4. As a player is about to serve shout "TAKE AIM.......FIRE!!"

5. Start a Mexican wave.

6. Occasionally scream.........loudly.

7. Streak.

8. Take Flash photography, if a player complains, say "ooooh, someones a little grumpy just because they're Loosing!"

9. Announce to the crowd your intentions to get an ice cream at the end of the next game, ask if anyone wants one.

10. If a player misses the ball, start Laughing manically and shout "MY GRAN CAN PLAY BETTER THAN YOU!!".

11. During a rally, keep shouting to the players what to do, example: "GO LEFT, NOW RIGHT, RUN..RUUUUUN. LEFT, HIT IT HARDER!!!"

12. Loudly Cheer and Root for a player who is not in this match.

13. When a linesman makes a call, stand up and loudly say "HE'S ABSOLUTLY RIGHT YOU KNOW, THAT WAS A SPOT ON CALL" smile at him as you say "NICE ONE!"

14. Sing "TENNIS IS COMING HOME, ITS COMING HOME, ITS COMING HOME,ITS COOOOOOMING, TENNIS IS COMING HOME..........." continue....

15. When a ball is clearly 'in' scream "OUT!!!!" and vice verser.

16. (In a male game) At Match point, shout to one of the players " YOU WERE RIGHT, THE BABY IS'NT YOURS"

17. As the players rest after a game, call to one of them "WE SHOULD HAVE BEEN MORE CAREFUL LAST NIGHT BECAUSE I'VE GOT IT AS WELL NOW!"

18. Throw a pair of knickers at one of the players and shout "YOU LEFT THESE IN MY CAR THE OTHER DAY"

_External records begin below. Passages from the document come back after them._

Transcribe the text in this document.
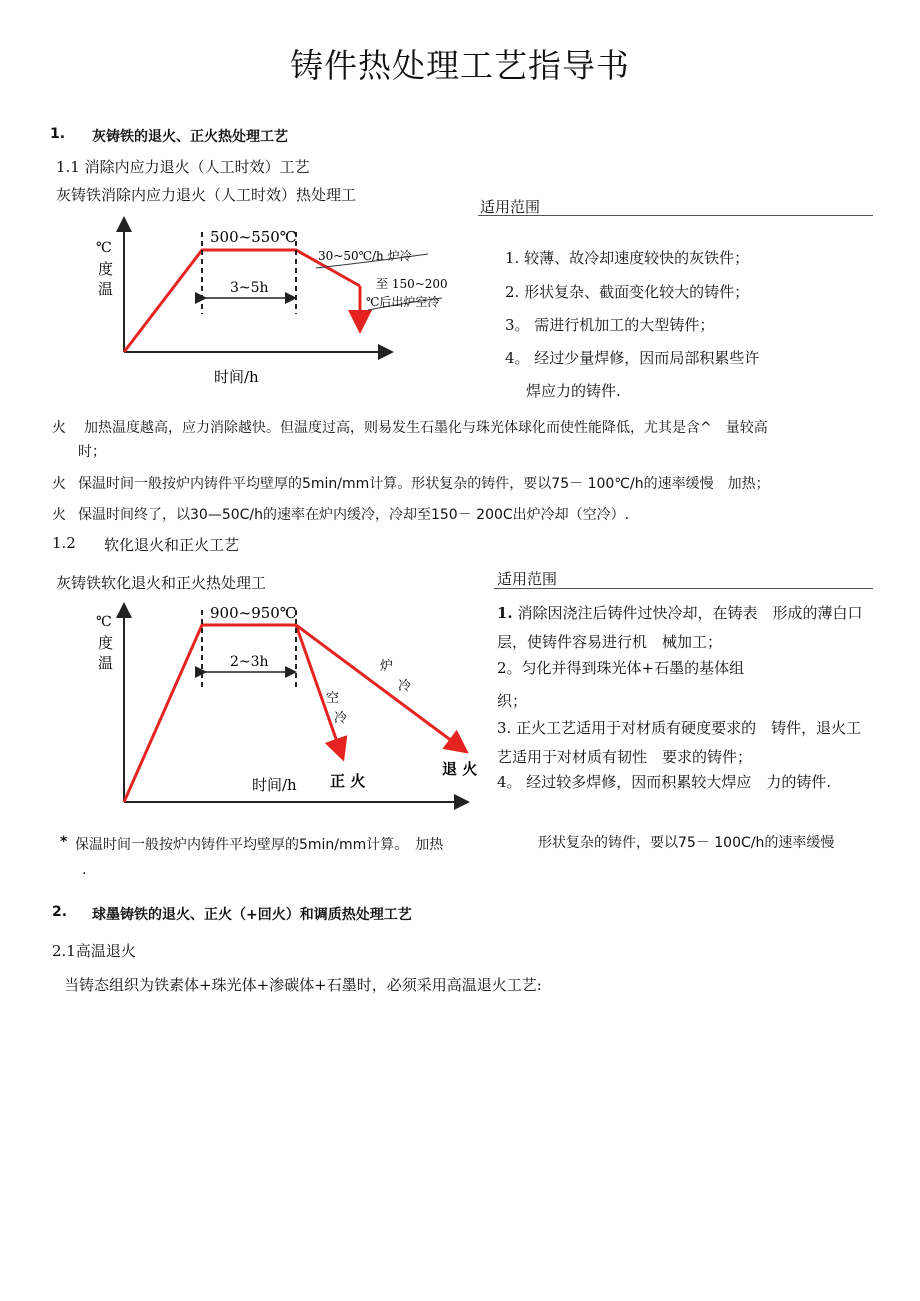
铸件热处理工艺指导书
1. 灰铸铁的退火、正火热处理工艺
1.1 消除内应力退火（人工时效）工艺
灰铸铁消除内应力退火（人工时效）热处理工
℃
度
温
500~550℃
3~5h
30~50℃/h 炉冷
至 150~200
℃后出炉空冷
时间/h
适用范围
1. 较薄、故冷却速度较快的灰铁件；
2. 形状复杂、截面变化较大的铸件；
3。 需进行机加工的大型铸件；
4。 经过少量焊修，因而局部积累些许
焊应力的铸件.
火 加热温度越高，应力消除越快。但温度过高，则易发生石墨化与珠光体球化而使性能降低，尤其是含^　量较高
时；
火 保温时间一般按炉内铸件平均壁厚的5min/mm计算。形状复杂的铸件，要以75－ 100℃/h的速率缓慢　加热；
火 保温时间终了，以30—50C/h的速率在炉内缓冷，冷却至150－ 200C出炉冷却（空冷）.
1.2 软化退火和正火工艺
灰铸铁软化退火和正火热处理工
℃
度
温
900~950℃
2~3h
空
冷
炉
冷
正 火
退 火
时间/h
适用范围
1. 消除因浇注后铸件过快冷却，在铸表　形成的薄白口层，使铸件容易进行机　械加工；
2。匀化并得到珠光体+石墨的基体组
织；
3. 正火工艺适用于对材质有硬度要求的　铸件，退火工艺适用于对材质有韧性　要求的铸件；
4。 经过较多焊修，因而积累较大焊应　力的铸件.
* 保温时间一般按炉内铸件平均壁厚的5min/mm计算。　加热	形状复杂的铸件，要以75－ 100C/h的速率缓慢
.
2. 球墨铸铁的退火、正火（+回火）和调质热处理工艺
2.1高温退火
当铸态组织为铁素体+珠光体+渗碳体+石墨时，必须采用高温退火工艺:
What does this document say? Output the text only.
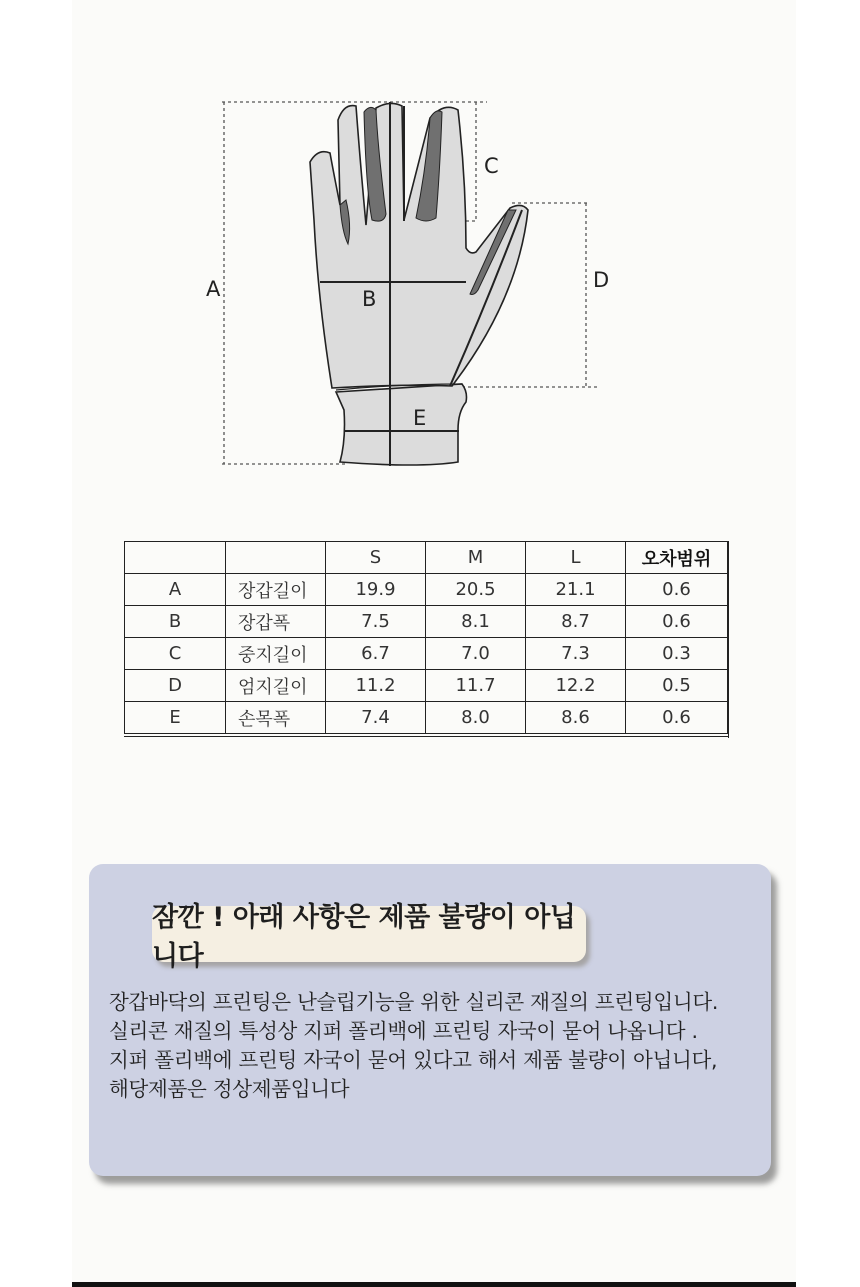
A	B
C
D
E
		S	M	L	오차범위
A	장갑길이	19.9	20.5	21.1	0.6
B	장갑폭	7.5	8.1	8.7	0.6
C	중지길이	6.7	7.0	7.3	0.3
D	엄지길이	11.2	11.7	12.2	0.5
E	손목폭	7.4	8.0	8.6	0.6
잠깐 ! 아래 사항은 제품 불량이 아닙니다
장갑바닥의 프린팅은 난슬립기능을 위한 실리콘 재질의 프린팅입니다.
실리콘 재질의 특성상 지퍼 폴리백에 프린팅 자국이 묻어 나옵니다 .
지퍼 폴리백에 프린팅 자국이 묻어 있다고 해서 제품 불량이 아닙니다,
해당제품은 정상제품입니다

19. Wave a football rattle and keep shouting " WHOOOOOOOO TENNIS!!!"

20. At the end of the match, with a look of disbelief on your face start to cry dramatically and wail in a Russian accent " I BET ZE PLANE TICKETS HOME ON YOU VINNING AND YOU HAF LOZT. I HAF NO MONEY TO REPLAZE ZEM!!"